Developer API

Authentication & Plans

One key authenticates both the Quoting API and the DFM API. Metering counters are independent per product, so heavy DFM usage doesn’t exhaust your Quoting quota.

Getting an API key

Self-serve at /dashboard/api. Free tier is available immediately for evaluation; upgrade to Starter / Pro / Enterprise for production volumes (see plan tiers below). For higher limits or air-gapped deployments, email connor@digitalmetal.io.

Issued keys look like: dm_live_a3f8c2d1e4b7... — the dashboard shows the key once on creation, then only the prefix afterward. Store it as an env var; never commit to source control.

Using your key

Pass your API key in the X-API-Key header on every request.

GET /api/v1/materials HTTP/1.1
Host: digitalmetal.io
X-API-Key: dm_live_<your_key>

All API keys begin with the prefix dm_live_.

Key security

Treat keys like passwords

Store keys in environment variables or a secrets manager. Never commit them to source control or expose them in client-side code.

One key per integration

Request a separate key for each application or environment (development, staging, production). This way a single key can be revoked without disrupting your other integrations.

Report compromised keys immediately

If a key is exposed, email connor@digitalmetal.io and we will revoke it and issue a replacement. Revocation takes effect immediately.

Plan tiers (DFM API)

The Quoting API is unmetered. The DFM API is per-request metered via Stripe. Each call counts against your plan’s included quota; on paid tiers, overage bills automatically per request beyond included.

Plan	quick_info	analyze	Overage
free	1,000	100	hard cap (402)
starter ($0/mo)	1,000	100	per-unit
pro	50,000	5,000	per-unit
enterprise	1M	100K	contact us

Calling from a browser (CORS)

The API allows Access-Control-Allow-Origin: *, so any web app can call /api/v1/* directly from the browser. No allowlist, no preflight contact required — exactly the flow you get from Stripe or OpenAI.

Don’t embed your key in client-side JavaScript. An open-CORS policy plus a key embedded in your bundle = harvestable secret. For browser-driven products, either: (a) proxy through your own backend, or (b) generate per-user short-lived tokens server-side and hand those to the browser. Server-to-server callers (curl, Python, Node, mobile native) are unaffected.
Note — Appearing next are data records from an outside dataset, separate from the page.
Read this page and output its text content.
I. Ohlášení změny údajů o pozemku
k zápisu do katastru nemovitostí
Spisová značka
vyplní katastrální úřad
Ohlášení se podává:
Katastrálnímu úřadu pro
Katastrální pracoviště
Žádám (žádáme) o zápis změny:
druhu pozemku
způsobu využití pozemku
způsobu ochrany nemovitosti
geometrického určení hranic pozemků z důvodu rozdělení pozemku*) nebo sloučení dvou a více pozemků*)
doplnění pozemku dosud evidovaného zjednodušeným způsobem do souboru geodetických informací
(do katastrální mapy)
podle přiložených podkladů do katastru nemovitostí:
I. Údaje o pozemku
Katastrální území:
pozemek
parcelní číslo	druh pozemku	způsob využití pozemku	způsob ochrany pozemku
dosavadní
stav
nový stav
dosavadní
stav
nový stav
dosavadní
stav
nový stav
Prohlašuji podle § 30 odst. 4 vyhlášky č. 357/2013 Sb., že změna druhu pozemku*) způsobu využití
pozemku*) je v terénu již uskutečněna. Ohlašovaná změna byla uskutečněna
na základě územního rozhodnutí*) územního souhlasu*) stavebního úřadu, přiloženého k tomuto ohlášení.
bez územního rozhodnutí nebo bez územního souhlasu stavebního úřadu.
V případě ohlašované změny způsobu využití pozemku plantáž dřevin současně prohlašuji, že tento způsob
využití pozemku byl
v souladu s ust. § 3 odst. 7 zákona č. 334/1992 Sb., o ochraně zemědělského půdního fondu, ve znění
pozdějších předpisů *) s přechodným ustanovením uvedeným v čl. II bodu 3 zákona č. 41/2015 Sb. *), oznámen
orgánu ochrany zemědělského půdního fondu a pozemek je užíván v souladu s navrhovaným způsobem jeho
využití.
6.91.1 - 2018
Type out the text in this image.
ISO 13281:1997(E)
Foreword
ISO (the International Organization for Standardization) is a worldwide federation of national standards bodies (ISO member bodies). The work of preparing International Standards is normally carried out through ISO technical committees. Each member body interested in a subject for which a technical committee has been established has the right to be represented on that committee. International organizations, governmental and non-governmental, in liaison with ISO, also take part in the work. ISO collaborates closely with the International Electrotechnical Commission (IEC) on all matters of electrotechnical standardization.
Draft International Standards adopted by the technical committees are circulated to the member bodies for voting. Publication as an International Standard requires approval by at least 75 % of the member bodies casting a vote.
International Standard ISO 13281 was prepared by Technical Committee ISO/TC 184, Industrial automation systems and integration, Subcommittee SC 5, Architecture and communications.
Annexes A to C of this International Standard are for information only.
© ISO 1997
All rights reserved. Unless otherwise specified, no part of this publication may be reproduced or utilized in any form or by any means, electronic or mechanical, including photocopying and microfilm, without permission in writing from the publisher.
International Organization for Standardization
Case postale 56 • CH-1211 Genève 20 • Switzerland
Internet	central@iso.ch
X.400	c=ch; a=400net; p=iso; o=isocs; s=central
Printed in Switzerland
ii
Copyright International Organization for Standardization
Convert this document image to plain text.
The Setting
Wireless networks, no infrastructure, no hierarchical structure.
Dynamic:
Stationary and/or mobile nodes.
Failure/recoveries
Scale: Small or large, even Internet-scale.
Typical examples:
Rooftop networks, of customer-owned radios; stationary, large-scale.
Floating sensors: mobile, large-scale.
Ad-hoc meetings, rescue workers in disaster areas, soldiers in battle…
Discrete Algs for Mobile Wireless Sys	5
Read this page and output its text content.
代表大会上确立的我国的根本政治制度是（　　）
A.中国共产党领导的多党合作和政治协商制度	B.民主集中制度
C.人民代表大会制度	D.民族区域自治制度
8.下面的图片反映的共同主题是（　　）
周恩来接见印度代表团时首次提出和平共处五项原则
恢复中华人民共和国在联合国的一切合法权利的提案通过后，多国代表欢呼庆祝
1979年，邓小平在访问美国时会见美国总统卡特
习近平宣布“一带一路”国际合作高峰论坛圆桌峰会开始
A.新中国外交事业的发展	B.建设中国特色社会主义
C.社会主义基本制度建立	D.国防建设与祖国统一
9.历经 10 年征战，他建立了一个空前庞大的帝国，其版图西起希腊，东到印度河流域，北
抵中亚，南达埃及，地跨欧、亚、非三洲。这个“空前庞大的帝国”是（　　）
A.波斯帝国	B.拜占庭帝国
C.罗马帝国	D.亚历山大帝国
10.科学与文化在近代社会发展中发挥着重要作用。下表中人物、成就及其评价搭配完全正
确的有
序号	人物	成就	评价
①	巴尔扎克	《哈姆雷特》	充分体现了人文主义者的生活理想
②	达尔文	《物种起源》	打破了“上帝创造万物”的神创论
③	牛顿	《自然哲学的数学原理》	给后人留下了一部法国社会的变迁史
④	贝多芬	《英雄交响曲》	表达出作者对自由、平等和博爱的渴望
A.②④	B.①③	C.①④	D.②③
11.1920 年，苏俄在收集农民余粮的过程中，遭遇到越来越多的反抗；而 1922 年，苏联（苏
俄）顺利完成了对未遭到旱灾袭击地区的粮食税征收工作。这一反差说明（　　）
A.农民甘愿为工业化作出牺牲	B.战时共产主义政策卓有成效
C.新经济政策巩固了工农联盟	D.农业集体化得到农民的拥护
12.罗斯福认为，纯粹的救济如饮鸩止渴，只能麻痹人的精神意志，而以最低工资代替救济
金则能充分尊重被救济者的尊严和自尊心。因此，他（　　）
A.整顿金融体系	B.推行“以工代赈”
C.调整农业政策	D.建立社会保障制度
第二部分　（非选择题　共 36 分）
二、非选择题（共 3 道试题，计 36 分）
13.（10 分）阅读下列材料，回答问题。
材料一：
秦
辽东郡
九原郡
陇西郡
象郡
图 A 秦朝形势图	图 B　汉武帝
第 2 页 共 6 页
Response headers (metered routes)

X-RateLimit-Limit — included quota for the meter on the caller’s plan.
X-RateLimit-Remaining — included units left in the current billing period.
X-Billing-Tier — resolved plan tier for the caller (free / starter / etc).

Error responses

Authentication failures return a JSON body with an error field.

Status	Error	Cause
401	Missing X-API-Key header.	No header was sent.
401	Invalid API key format.	Key does not start with `dm_live_`.
401	Invalid API key.	Key not found in the database.
401	API key has been revoked.	Key was revoked by the owner.
402	API quota exceeded for this billing period.	DFM-API only. Free-tier hard cap reached, or paid tier with overage disabled. Response body includes `upgrade_url`.